El tobogán
Ficha
Autor: Jacobo Langsner.
Dirección: Juan Worobiov.
Escenografía: Cristina Cruzado.
Iluminación: Sebastián Marrero.
Vestuario: Felipe Maqueira.
Maquillaje: Sandra Ríos.
Intérpretes: Andrea Davidovics, Miguel Pinto, Jorge Bolani, Leandro Núñez, Pablo Varrailhon, Florencia Zabaleta, Óscar Serra, Cristina Machado.
Sala: Zavala Muniz, del Teatro Solís.
Funciones: viernes y sábados a las 21 horas y domingos a las 19.
Entradas: $ 90
Los crispados años previos a la última dictadura uruguaya no pasaron inadvertidos a la dramaturgia local, que generó una serie de textos de desigual valor, ideológico y estético. Juan Palmieri, de Antonio Larreta (que curiosamente se acaba de estrenar en la Sala Cero de El Galpón, bajo dirección de Stella Rovella) y La espiral, de Enrique Guarnero (que dirigió Alberto Candeau en 1971) son dos de los ejemplos más recordados. De hecho, ambas (la primera en Buenos Aires y la otra en Montevideo) causaron fuertes reacciones políticas.
El tobogán, que Langsner, que se estrenó en 1970, por la Compañía China Zorrilla y con dirección de Omar Grasso en el Teatro Odeón (y que luego pasó ese mismo año al Teatro Solís), es otro de esos textos clave para abordar el Uruguay de 40 años atrás. Por un lado, por el debate político que propone, entre un comunismo y un capitalismo con pocos matices. Por otro lado, por la crítica demoledora a la sociedad uruguaya del momento, donde entran en juego desde la emigración hasta la carestía, entre otros temas.
Lógicamente que cuatro décadas no han pasado en vano, y aunque algunas de las críticas que Langsner formula en su texto no son ajenas al presente, la obra es hoy una pieza de época. El paso del tiempo convirtió un espectáculo de urticante actualidad, en una obra para acercarse a la clase media uruguaya de la predictadura, a sus temas de debate, a sus miedos y a sus esperanzas. También (y en eso la versión actual hace énfasis), en jugar con modas, marcas de productos, y un montón de elementos que hoy resultan graciosos, por lejanos. De hecho (además del humor del texto, que en algunos momentos asoma pese al tono dramático del argumento), hoy le hace gracia al espectador recordar (o conocer) aspectos del día a día de un tiempo pasado.

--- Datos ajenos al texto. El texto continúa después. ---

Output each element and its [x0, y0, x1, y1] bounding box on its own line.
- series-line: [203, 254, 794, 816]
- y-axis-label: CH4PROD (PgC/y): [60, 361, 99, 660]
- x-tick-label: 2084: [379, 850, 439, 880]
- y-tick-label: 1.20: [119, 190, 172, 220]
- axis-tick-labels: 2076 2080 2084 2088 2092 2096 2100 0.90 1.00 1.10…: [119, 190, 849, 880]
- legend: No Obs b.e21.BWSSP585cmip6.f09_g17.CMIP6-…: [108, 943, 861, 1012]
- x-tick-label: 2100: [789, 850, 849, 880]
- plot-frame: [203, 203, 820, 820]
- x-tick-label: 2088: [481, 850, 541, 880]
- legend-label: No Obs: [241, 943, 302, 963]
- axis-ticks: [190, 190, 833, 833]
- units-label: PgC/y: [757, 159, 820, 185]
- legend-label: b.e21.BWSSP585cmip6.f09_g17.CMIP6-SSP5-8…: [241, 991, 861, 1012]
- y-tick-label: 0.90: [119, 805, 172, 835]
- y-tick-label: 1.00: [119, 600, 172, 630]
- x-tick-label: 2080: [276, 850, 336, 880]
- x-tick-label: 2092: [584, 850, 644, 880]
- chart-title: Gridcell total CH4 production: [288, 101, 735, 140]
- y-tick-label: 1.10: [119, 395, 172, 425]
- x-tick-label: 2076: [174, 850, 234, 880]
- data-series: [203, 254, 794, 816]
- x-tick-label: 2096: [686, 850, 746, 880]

Hay otro tema, sin embargo, que es quizá el que le da mayor actualidad a la obra: es el de la vejez, y el de los ancianos que pasan a ser considerados una carga para el resto de la familia.
El argumento es bien sencillo. A la casa de Rosa (que interpreta magistralmente Davidovics, papel que en su momento hizo China Zorrilla), llega sus dos hermanos del exterior. El varón (a cargo de Varrailhon) es un artista plástico que viene de Buenos Aires, donde vive más mal que bien, intentando vender su obra. De más lejos (y con más dinero) llegan Ema y Bernardo, que interpretan Cristina Machado y Oscar Serra, y que en la versión de 1970 hacían Leonor Álvarez Morteo y Juan Manuel Tenuta. Reunida toda la familia, el abuelo -interpretado muy bien por Jorge Bolani: en la primera versión lo hizo Juan Carlos Carrasco- sufre un serio quebranto de salud, y se pone en el tapete la interrogante: quién se hará cargo de él y quién correrá con los gastos.
Mientras todo eso sucede, los hijos de Rosa (el ala juvenil, que interpretan Leandro Núñez y Florencia Zabaleta), discuten sobre política con la rama más conservadora de la familia.
La Sala Zavala Muniz, utilizada de modo bifrontal, rinde enormemente, generando un gran espacio escénico, donde entran la cocina, el comedor y demás. El texto, siendo ágil, tiene también interés literario, con frases muy afiladas, que son como dardos. El equipo de ocho actores marcha a la perfección, animando con convicción y fuerza la obra de Langsner. Se podría haber dado más agilidad al ritmo de las acciones: hubiera sido una mejor manera de apropiarse del texto desde el presente. De todos modos, el espectáculo entretiene, abriendo una ventana en el año 1970.